UK driving licences were introduced by the Motor Car Act of 1903 but no test was required!
In the late 1920s and early 1930s the appalling number of deaths on the roads of Britain was causing considerable concern to the Government and the public.
In January 1934, The Times newspaper reported on the ‘slaughter on the roads’ and that in the previous year 7,125 had been killed and 216,401 injured on Britain’s roads. At the time the number of cars on the roads was estimated to be 1,800,000.
It was on Monday 26th March 1934 a driving test was introduced. It was voluntary at first and then, on 1st June, it became compulsory. The test was designed to ensure that each new driver had the competence to drive. While learning to drive, a provisional license could be applied for which lasted 3 months. The legislation also introduced the requirement to show a red letter ‘L’ on the vehicle.

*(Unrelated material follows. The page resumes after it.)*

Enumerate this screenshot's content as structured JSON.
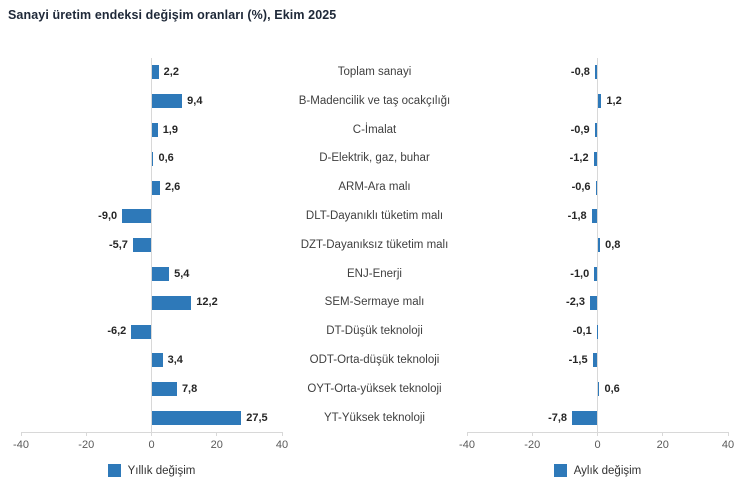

In 1929 and 1934 legislation was passed to introduce a 30 mph speed limit in built-up areas, endorsements for speeding or careless driving, licence disqualification, and as an experiment, the introduction of special crossing places for pedestrians in London. The new Minister of Transport was Leslie Hore-Belisha – and these new crossing places soon became known as Belisha Becons. Later became our well-known ‘zebra crossings’.
Happily for lovers of the absurd, the first to master the half-hour test of basic driving skills and knowledge of the Highway Code was a Mr Beene, who paid 7 shillings and 6 pence for the privilege. Almost a quarter of a million applied for the test, showing the fears of a rush were well founded.
One thing that did surprise me was that testing was suspended during the Second World War which meant that between 2nd September 1939 and 1st November 1946 no one took a driving test. That certainly confirms something about my Dad’s driving after the war! Testing was also suspended during the Suez Crisis in 1956 to allow examiners help to administer petrol rations.